In diesem Sommer wagt der Intendant der Festwochen, Alessandro De Marchi, eine Ausweitung der Zeitzone, des musikalischen Spielraums des Festivals. Als erste große Opernproduktion präsentiert der Italiener die Oper Didone abbandonata von Giuseppe Saverio Mercadante. Das zweiaktige Dramma per musica wurde im Jänner 1823 im Teatro Regio in Turin uraufgeführt. Belcanto beim Barockfestival: Macht das denn Sinn?

Ein wahrer Vielschreiber

Aber natürlich. De Marchi will mit Mercadante einen in die Vergessenheit geratenen Komponisten präsentieren, den man gleichzeitig als Endpunkt, als letzten Ausläufer der Neapolitanischen Opernschule betrachten kann. Nach den in Innsbruck präsentierten Opern wie Francesco Provenzales La stellidaura vendicante (1674), Nicola Porporas Germanico in Germania (1732) und Giovanni Battista Pergolesis L'olimpiade (1735) stellt Mercadantes musiktheatralische Verarbeitung der Geschichte von Dido und Aeneas das Ende einer Reise durch eineinhalb Jahrhunderte neapolitanischer Operngeschichte dar.
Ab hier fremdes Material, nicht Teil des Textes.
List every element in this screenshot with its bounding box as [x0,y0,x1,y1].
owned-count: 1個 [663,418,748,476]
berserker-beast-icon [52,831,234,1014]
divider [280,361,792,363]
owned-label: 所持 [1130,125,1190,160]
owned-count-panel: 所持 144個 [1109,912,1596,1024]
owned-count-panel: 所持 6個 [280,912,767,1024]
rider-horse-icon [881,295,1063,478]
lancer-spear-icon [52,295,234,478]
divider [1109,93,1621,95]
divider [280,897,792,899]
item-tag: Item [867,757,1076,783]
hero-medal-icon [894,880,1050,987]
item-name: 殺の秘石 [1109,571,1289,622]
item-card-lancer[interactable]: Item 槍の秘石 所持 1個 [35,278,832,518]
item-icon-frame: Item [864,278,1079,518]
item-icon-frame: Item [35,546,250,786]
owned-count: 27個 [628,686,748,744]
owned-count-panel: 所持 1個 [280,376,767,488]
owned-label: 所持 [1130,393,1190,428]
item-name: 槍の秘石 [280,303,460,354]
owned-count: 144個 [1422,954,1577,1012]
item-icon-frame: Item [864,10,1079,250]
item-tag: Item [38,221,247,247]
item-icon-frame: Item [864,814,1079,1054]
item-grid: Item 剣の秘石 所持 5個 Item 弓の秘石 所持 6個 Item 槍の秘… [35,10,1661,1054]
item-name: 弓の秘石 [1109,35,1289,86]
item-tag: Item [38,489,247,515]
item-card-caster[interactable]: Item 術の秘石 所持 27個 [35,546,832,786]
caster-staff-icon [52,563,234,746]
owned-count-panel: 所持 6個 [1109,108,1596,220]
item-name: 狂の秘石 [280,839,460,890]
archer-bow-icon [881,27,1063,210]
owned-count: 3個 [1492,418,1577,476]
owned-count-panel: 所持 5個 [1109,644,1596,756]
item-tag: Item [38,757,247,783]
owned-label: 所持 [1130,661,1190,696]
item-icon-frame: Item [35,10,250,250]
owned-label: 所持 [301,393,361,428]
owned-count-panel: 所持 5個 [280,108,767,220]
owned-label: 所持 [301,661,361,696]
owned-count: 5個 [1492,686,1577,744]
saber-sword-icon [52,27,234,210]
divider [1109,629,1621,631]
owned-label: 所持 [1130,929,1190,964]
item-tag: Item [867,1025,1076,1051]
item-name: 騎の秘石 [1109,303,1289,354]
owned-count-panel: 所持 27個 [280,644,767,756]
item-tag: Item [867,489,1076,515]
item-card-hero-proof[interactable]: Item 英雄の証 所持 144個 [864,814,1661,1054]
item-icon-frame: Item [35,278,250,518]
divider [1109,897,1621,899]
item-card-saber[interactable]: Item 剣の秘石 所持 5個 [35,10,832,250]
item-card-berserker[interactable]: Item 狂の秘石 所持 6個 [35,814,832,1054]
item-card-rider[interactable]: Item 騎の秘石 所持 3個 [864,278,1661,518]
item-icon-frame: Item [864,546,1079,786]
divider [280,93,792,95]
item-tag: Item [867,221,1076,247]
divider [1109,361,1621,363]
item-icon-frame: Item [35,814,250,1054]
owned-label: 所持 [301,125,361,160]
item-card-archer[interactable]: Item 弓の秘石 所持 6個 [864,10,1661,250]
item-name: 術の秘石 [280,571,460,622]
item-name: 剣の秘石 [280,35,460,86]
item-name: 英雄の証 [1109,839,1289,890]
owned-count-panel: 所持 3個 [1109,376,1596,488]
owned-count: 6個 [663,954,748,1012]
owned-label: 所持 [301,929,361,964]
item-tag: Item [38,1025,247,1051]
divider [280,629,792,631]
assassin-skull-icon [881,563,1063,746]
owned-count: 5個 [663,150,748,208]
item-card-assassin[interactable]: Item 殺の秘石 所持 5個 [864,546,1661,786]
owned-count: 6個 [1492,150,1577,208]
Saverio Mercadante (1795-1870) war als Direktor der Konservatoriums und der Oper San Carlo einer der prägenden Musikerpersönlichkeiten Neapels. Der bienenfleißige Vielschreiber konnte schon früh Erfolge feiern, sein Opernerstling L'apoteosi di Ercole wurde 1819 am Teatro San Carlo mit Starbesetzung aufgeführt. In San Carlo war Mercadante auch von 1823 bis 1825 Hauskomponist, in der Nachfolge von Gioacchino Rossini, der seinen Kollegen schätzte. Mercadantes spätere "Reformopern", die den Belcanto in Richtung des "Canto dramatico" modifizierten, hatten wiederum Vorbildwirkung für einen jungen Komponisten namens Giuseppe Verdi.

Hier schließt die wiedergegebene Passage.